More Miners, More Countries, More Wallets
River’s data indicate that Bitcoin’s computing power is more widely spread across countries and mining pools than in earlier cycles, with hashrate that was once concentrated in a few regions now distributed across a broader set of jurisdictions and operators, reducing the risk of network takeover or transaction censorship by any single group.

The report estimates that individuals still hold about 66% of mined Bitcoin, with businesses, funds, ETPs, and governments owning a growing share.
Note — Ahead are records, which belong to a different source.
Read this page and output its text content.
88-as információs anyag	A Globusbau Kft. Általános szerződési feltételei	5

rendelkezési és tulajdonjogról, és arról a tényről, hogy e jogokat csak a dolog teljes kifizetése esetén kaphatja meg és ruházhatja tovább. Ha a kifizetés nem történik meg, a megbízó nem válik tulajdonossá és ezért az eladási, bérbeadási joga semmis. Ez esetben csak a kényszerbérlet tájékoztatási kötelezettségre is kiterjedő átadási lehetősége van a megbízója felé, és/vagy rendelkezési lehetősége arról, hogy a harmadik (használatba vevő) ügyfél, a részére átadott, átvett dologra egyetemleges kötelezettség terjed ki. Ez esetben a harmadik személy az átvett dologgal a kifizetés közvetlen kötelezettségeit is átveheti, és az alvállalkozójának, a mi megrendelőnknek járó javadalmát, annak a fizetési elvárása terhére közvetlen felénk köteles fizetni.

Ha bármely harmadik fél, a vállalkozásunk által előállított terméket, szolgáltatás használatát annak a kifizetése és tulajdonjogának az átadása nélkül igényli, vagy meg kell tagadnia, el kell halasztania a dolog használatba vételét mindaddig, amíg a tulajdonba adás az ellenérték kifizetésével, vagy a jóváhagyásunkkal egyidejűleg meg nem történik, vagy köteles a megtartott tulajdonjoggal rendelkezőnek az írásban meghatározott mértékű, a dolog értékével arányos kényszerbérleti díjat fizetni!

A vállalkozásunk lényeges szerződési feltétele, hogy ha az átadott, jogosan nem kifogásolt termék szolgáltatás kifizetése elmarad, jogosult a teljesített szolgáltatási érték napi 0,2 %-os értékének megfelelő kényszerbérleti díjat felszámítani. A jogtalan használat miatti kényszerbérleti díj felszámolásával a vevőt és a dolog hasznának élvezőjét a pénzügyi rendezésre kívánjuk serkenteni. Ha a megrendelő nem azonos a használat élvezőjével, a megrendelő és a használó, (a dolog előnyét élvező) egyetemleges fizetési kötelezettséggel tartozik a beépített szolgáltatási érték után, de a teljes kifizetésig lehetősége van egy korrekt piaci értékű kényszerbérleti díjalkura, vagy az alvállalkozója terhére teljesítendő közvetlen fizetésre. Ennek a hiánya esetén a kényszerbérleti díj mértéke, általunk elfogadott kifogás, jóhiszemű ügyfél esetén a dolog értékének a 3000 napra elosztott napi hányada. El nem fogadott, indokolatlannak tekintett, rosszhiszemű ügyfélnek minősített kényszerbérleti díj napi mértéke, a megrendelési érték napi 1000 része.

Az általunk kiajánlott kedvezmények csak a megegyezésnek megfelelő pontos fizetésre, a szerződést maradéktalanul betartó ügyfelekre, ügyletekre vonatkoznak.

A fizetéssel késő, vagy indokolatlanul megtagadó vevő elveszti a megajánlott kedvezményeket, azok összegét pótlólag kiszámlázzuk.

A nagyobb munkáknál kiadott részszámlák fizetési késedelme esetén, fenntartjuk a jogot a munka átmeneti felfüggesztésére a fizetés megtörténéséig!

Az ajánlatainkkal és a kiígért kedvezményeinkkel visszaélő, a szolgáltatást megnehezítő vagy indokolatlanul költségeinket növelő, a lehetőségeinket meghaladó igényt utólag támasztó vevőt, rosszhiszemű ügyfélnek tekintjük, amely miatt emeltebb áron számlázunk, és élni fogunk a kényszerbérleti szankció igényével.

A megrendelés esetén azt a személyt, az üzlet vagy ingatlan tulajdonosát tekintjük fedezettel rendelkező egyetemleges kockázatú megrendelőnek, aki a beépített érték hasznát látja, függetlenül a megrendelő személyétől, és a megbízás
Additionally, around 1 million coins moved in 2025 from wallets older than two years into newer addresses, suggesting long-term holders took profits while new investors absorbed the supply.

ETFs, Pensions, and States Deepen Exposure
Traditional finance now appears more embedded in Bitcoin than in past downturns, with the report listing hedge funds, asset managers, insurers, pensions, and family offices among holders of spot Bitcoin exchange-traded funds and direct positions.
Governments are also more present on the network, with the report showing 23 countries that hold Bitcoin through direct purchases, seized assets, mining, or sovereign entities.

Furthermore, since 2020, more jurisdictions have chosen to expand access to Bitcoin than to restrict it, approving spot Bitcoin ETFs and exchange-traded products while updating banking rules so licensed institutions can offer custody and trading.
Businesses and Payments Infrastructure Expand Quietly
Merchant use is also growing, with the report showing the number of known merchants accepting Bitcoin in North America rising more than 4,000 during 2025, alongside additional growth in South America, Europe, and Africa. For many of these firms, bitcoin serves as an extra payment option or a way to hold part of their treasury in an asset with a fixed supply.

On River’s own platform, the number of business clients more than doubled in 2025, rising 116% to more than 3,000 across sectors such as real estate, professional services, and mining.
At the same time, use of the Lightning Network, a layer built on top of Bitcoin that is designed for smaller and faster payments, grew sharply. River estimates that Lightning transaction volume increased about 300% in 2025, while the average payment size also rose as exchanges and payment companies enabled Lightning deposits and withdrawals for customers.

Price Falls, Adoption Accelerates
Taken together, the figures describe a market where the spot price has retreated but participation has broadened. Mining is more decentralized, ownership is spread across a wider range of actors, and payment infrastructure is supporting a higher volume of transactions than in previous bear markets.
The current cycle has allowed earlier holders to sell into deeper liquidity and more developed market infrastructure. That selling has weighed on price, yet it has been met by steady demand from institutions, businesses, governments, and new retail investors who are easing into the asset through regulated products and payment applications.
For now, the gap between adoption metrics and price performance remains wide. However, on River’s figures, Bitcoin is gradually building momentum in mining, holdings, and payments despite the visible bear market on price charts.